What comes next is a captivating compilation of observations and vignettes over the ensuing months as our narrator’s life changes and she adjusts to a world without her husband, the rollercoaster of being a cancer patient, becoming a single parent and re-establishing her place in the world. You expect this to be an uplifting – and at times humorous – story, but Katie Yee’s writing delivers just that. Rather than getting bogged down in the heartbreak of the situation, Yee tells a story of friendship, identity reclamation, strength and resilience.
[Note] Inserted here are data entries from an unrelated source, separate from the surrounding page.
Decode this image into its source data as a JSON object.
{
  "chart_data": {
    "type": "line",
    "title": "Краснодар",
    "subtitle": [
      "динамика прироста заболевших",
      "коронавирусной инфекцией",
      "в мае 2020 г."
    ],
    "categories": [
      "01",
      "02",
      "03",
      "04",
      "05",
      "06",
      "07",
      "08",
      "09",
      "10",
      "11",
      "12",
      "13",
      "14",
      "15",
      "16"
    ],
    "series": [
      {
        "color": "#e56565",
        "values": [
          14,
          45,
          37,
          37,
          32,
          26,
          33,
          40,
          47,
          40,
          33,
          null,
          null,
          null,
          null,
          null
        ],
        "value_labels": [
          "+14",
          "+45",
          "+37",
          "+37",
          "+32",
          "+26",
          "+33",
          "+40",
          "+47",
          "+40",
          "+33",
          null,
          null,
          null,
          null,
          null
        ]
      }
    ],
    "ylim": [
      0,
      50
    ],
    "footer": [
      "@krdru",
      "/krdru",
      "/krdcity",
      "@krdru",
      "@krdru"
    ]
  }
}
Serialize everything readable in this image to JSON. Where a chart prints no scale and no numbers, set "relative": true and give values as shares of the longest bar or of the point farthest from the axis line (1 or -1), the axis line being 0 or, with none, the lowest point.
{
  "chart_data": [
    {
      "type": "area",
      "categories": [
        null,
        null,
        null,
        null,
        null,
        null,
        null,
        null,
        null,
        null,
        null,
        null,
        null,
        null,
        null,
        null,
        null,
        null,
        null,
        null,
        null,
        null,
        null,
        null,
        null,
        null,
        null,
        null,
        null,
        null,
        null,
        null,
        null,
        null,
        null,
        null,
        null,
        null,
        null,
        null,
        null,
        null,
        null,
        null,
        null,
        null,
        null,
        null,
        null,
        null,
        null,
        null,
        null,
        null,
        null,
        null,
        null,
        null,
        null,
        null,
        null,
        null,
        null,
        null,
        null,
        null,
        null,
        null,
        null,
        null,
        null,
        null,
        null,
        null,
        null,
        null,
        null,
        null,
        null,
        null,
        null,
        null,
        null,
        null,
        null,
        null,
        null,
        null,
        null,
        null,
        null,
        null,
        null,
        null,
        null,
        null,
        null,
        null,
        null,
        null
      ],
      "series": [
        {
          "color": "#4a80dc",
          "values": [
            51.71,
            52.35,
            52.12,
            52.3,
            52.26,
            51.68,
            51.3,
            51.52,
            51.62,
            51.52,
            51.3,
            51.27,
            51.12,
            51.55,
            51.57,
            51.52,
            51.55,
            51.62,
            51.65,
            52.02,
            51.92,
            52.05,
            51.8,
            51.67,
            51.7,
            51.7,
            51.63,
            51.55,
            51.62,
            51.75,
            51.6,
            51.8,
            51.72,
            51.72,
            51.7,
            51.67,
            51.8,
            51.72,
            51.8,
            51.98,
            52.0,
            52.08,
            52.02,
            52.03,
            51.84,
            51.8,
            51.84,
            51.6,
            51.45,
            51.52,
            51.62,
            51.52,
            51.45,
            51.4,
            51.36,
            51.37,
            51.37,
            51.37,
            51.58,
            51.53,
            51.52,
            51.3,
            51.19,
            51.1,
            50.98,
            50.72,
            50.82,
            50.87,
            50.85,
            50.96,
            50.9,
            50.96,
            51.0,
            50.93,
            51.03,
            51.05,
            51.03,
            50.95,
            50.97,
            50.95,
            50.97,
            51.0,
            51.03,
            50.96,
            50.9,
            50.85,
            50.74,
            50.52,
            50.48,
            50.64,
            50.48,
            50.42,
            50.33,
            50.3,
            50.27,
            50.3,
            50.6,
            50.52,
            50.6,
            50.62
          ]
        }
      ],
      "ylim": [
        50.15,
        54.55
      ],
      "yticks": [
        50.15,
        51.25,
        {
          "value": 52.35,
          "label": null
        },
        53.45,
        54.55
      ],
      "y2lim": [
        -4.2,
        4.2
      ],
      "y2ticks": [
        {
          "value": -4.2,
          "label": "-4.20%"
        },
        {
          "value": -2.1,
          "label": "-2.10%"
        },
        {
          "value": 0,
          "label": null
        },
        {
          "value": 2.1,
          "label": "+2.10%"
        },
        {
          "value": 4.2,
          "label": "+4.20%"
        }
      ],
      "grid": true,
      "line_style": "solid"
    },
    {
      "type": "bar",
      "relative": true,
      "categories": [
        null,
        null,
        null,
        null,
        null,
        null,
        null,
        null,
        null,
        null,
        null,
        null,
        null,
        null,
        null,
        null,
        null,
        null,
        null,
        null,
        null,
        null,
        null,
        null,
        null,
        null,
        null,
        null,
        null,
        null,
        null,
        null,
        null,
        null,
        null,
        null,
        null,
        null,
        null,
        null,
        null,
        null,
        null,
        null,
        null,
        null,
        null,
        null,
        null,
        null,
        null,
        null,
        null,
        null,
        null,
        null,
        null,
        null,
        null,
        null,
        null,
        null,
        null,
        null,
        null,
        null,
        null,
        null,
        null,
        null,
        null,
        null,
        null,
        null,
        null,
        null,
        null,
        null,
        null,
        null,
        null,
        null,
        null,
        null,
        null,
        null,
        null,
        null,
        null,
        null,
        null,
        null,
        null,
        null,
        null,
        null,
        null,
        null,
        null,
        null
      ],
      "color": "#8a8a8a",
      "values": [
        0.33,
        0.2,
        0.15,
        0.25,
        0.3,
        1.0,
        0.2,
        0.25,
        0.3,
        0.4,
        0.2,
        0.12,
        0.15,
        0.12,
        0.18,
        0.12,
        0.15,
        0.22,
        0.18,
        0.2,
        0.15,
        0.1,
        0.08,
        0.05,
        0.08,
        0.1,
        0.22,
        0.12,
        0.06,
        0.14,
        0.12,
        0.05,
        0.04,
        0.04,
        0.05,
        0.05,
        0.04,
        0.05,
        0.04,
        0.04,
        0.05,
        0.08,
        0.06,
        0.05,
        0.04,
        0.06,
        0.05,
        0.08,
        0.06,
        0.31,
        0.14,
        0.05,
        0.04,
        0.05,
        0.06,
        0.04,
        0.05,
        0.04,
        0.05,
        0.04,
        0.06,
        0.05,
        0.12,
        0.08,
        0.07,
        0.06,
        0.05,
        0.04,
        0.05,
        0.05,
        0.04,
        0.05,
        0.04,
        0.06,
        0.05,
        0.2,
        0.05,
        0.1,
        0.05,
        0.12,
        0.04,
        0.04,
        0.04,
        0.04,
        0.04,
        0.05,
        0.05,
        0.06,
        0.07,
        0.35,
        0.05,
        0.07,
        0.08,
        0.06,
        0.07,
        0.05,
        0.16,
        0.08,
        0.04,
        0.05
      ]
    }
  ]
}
I loved how this story was told. These are not new themes, but what made it hard to put Maggie down was the fragmented style the narrator employs, which makes her so easy to relate to. Life is not linear, so it only seems natural for this story to be told in a nonlinear fashion. It gives you the opportunity to pause and reflect, to laugh and to commiserate. This is Yee’s debut novel and given the pace with which I devoured this book, I am looking forward to seeing what she comes up with next.